Since the first time we heard our parents say we’re going to be great someday we believe that some grand feat of excellence is our only acceptable outcome, after all, we all want to do something important. Now it's all around us, likes, views, respect, they all come from expressions of exuberance making us feel like we're chasing carrots on sticks, catharsis can only come tomorrow. So we sleep through today hoping we’ll be satisfied tomorrow. Only by forgetting today, we end up relinquishing all of what is necessary to get to the tomorrow that we are desperately looking for, so we turn back to our screens to live in other people's dreams.

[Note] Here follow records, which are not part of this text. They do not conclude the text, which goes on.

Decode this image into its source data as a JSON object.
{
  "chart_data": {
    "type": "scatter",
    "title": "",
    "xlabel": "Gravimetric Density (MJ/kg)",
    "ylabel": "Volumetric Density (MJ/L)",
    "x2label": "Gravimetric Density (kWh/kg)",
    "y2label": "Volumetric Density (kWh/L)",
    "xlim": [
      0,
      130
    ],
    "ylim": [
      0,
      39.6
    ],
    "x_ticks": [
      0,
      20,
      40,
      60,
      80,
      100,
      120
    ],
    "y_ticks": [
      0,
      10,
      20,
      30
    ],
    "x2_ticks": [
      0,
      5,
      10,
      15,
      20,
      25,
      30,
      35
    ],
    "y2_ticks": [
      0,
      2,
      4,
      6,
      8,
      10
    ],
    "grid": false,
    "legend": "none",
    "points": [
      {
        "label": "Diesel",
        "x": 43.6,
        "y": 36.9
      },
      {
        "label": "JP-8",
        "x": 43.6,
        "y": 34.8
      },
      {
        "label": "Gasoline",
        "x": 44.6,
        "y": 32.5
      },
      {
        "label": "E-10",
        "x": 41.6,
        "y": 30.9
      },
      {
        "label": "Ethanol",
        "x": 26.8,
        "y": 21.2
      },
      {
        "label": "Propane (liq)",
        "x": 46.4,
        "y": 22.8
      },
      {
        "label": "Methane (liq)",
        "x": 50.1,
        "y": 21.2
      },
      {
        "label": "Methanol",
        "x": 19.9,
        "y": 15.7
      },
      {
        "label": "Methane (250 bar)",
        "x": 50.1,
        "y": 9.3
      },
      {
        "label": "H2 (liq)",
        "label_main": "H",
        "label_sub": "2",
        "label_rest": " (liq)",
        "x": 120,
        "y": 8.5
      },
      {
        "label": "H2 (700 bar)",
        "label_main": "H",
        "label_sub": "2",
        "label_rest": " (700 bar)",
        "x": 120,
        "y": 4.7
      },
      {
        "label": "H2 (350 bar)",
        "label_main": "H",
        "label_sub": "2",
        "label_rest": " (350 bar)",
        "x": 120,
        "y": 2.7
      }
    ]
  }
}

This is our divergence from the past. No screens meant no distractions, and no distractions vehemently onset boredom, that thing that others are toiling tirelessly to eliminate by stealing you from yourself. Our forefathers had no such drug, they were forced to think, think for themselves and unshackle themselves from that uncomfortable feeling our dopamine junkie brains can no longer fathom. They got lost, went outside and took on anything that was there to be done or seen, they tried and failed and then tried something else because they learned from their mistakes which led them to things they were better at. Thinking about what they were doing bred ideas of how to make it their own, they carved their own paths and met with others going the same direction, friends were made and skills were learned all the while they were simply doing what they wanted to do in that moment.
We spend so much time listening to what everyone else thinks we should do that we stop exploring that which our conscious compels us to do. When you get an itch that there’s something you think is cool, look into it, try doing it yourself and see if you’re good at it, make it your own and improve it, you’ll find more knowledge through the people and places you see and collaborate with. If you have no experiences to think about then one cannot possibly find thoughts of what to do. So unplug the digital dopamine IV and lose yourself, becoming free.